Response Variable/Dependent Variable
Measures the outcome of a statistical study
Robustness
A measure of how much the P-value of a test is affected if the conditions of the hypothesis test are not met.
Sample
A part of the population used to gather information about the entire population.
Sample Space
A list of all possible outcomes for a random event.
Sampling Distribution
A distribution of values taken by a statistic in all possible samples of the same size from the same population.
Sampling Frame
A list from which a sample is chosen - ideally the sampling frame consists of the entire population.
Significance Level
The point at which it will be determined that a result is statistically significant.
Simple Random Sample (SRS)
A sample in which every member of the population has the same probability to be chosen, and every group of size n has the same probability to be chosen.
Simulation
A method for collecting data which uses the laws of probability to represent all possible outcomes of an experiment.
Skewed
Describes a distribution whose histogram extends much farther to one side of the mean than the other - the distribution is said to be skewed in the direction of this 'tail'.
Standard Deviation
Square root of the variance - used as a common measure of spread for a data set.
Standard Error
The standard deviation of a sampling distribution - measures the amount of expected error per standard deviation from the mean of the distribution.
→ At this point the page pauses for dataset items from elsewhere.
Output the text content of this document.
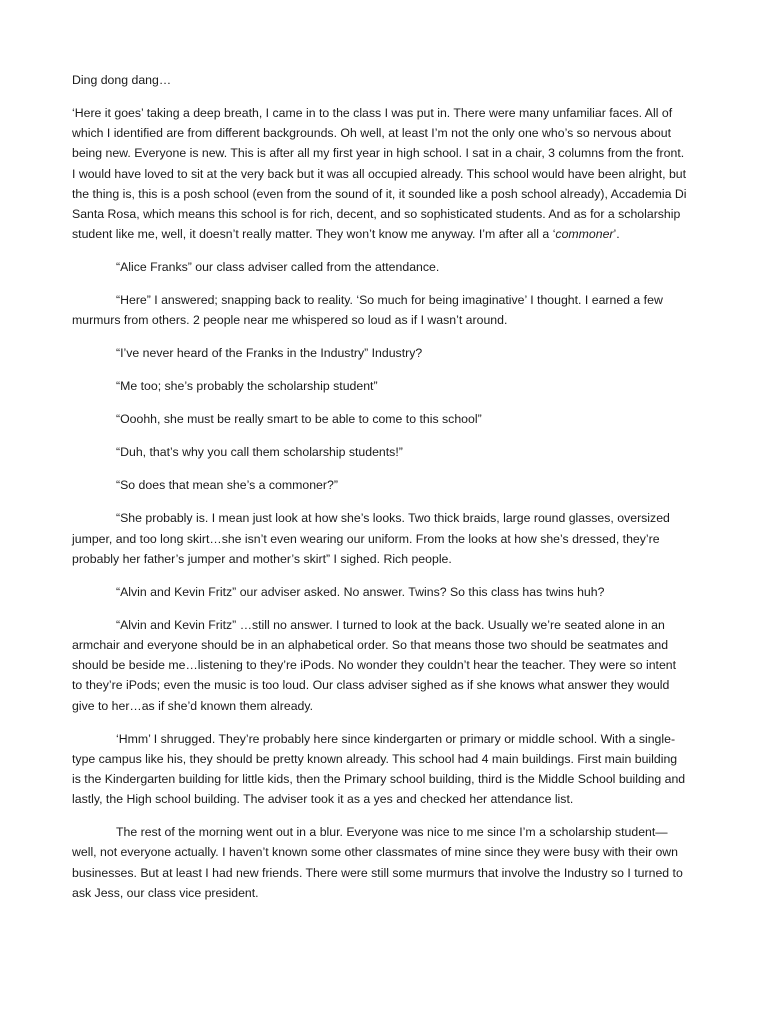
Ding dong dang…

‘Here it goes’ taking a deep breath, I came in to the class I was put in. There were many unfamiliar faces. All of which I identified are from different backgrounds. Oh well, at least I’m not the only one who’s so nervous about being new. Everyone is new. This is after all my first year in high school. I sat in a chair, 3 columns from the front. I would have loved to sit at the very back but it was all occupied already. This school would have been alright, but the thing is, this is a posh school (even from the sound of it, it sounded like a posh school already), Accademia Di Santa Rosa, which means this school is for rich, decent, and so sophisticated students. And as for a scholarship student like me, well, it doesn’t really matter. They won’t know me anyway. I’m after all a ‘commoner’.

“Alice Franks” our class adviser called from the attendance.

“Here” I answered; snapping back to reality. ‘So much for being imaginative’ I thought. I earned a few murmurs from others. 2 people near me whispered so loud as if I wasn’t around.

“I’ve never heard of the Franks in the Industry” Industry?

“Me too; she’s probably the scholarship student”

“Ooohh, she must be really smart to be able to come to this school”

“Duh, that’s why you call them scholarship students!”

“So does that mean she’s a commoner?”

“She probably is. I mean just look at how she’s looks. Two thick braids, large round glasses, oversized jumper, and too long skirt…she isn’t even wearing our uniform. From the looks at how she’s dressed, they’re probably her father’s jumper and mother’s skirt” I sighed. Rich people.

“Alvin and Kevin Fritz” our adviser asked. No answer. Twins? So this class has twins huh?

“Alvin and Kevin Fritz” …still no answer. I turned to look at the back. Usually we’re seated alone in an armchair and everyone should be in an alphabetical order. So that means those two should be seatmates and should be beside me…listening to they’re iPods. No wonder they couldn’t hear the teacher. They were so intent to they’re iPods; even the music is too loud. Our class adviser sighed as if she knows what answer they would give to her…as if she’d known them already.

‘Hmm’ I shrugged. They’re probably here since kindergarten or primary or middle school. With a single-type campus like his, they should be pretty known already. This school had 4 main buildings. First main building is the Kindergarten building for little kids, then the Primary school building, third is the Middle School building and lastly, the High school building. The adviser took it as a yes and checked her attendance list.

The rest of the morning went out in a blur. Everyone was nice to me since I’m a scholarship student—well, not everyone actually. I haven’t known some other classmates of mine since they were busy with their own businesses. But at least I had new friends. There were still some murmurs that involve the Industry so I turned to ask Jess, our class vice president.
Standard Normal Distribution
A normal distribution with a mean of zero and a standard deviation of one.
Statistic
A number that describes a sample.
Statistically Significant
An observed effect so far removed from the mean that it would be unlikely to occur by chance alone.
Stratified Random Sample
A sample chosen by splitting the population into several well-defined groups, then taking an SRS from each group.
Symmetric
Describes a distribution whose histogram has its left and right sides as mirror images of each other.
t-Distributions
A family of symmetric, bell-shaped distributions with a standard deviation larger than that of the standard normal distribution - the specific shape of the t-distribution changes as the sample size changes - this distribution is defined by its degrees of freedom.
Treatment
A specific experimental condition applied to an experimental unit or subject.
Treatment Group
A group of subjects who receive an actual treatment during an experiment.
Type I Error
When the null hypothesis is rejected but it is in fact true - the probability of a Type I Error is the significance value for that test.
Type II Error
When the null hypothesis is not rejected but it is in fact false - the probability of a Type II Error must be calculated for a specific alternative test value.
Unbiased Statistic
A statistic from a sampling distribution whose mean must be equal to the mean of the population.
Undercoverage
A type of bias that occurs when some groups of a population are left out of the selection process for the sample.
Variability
Describes the spread of a data set.
Variable
Any characteristic of an individual.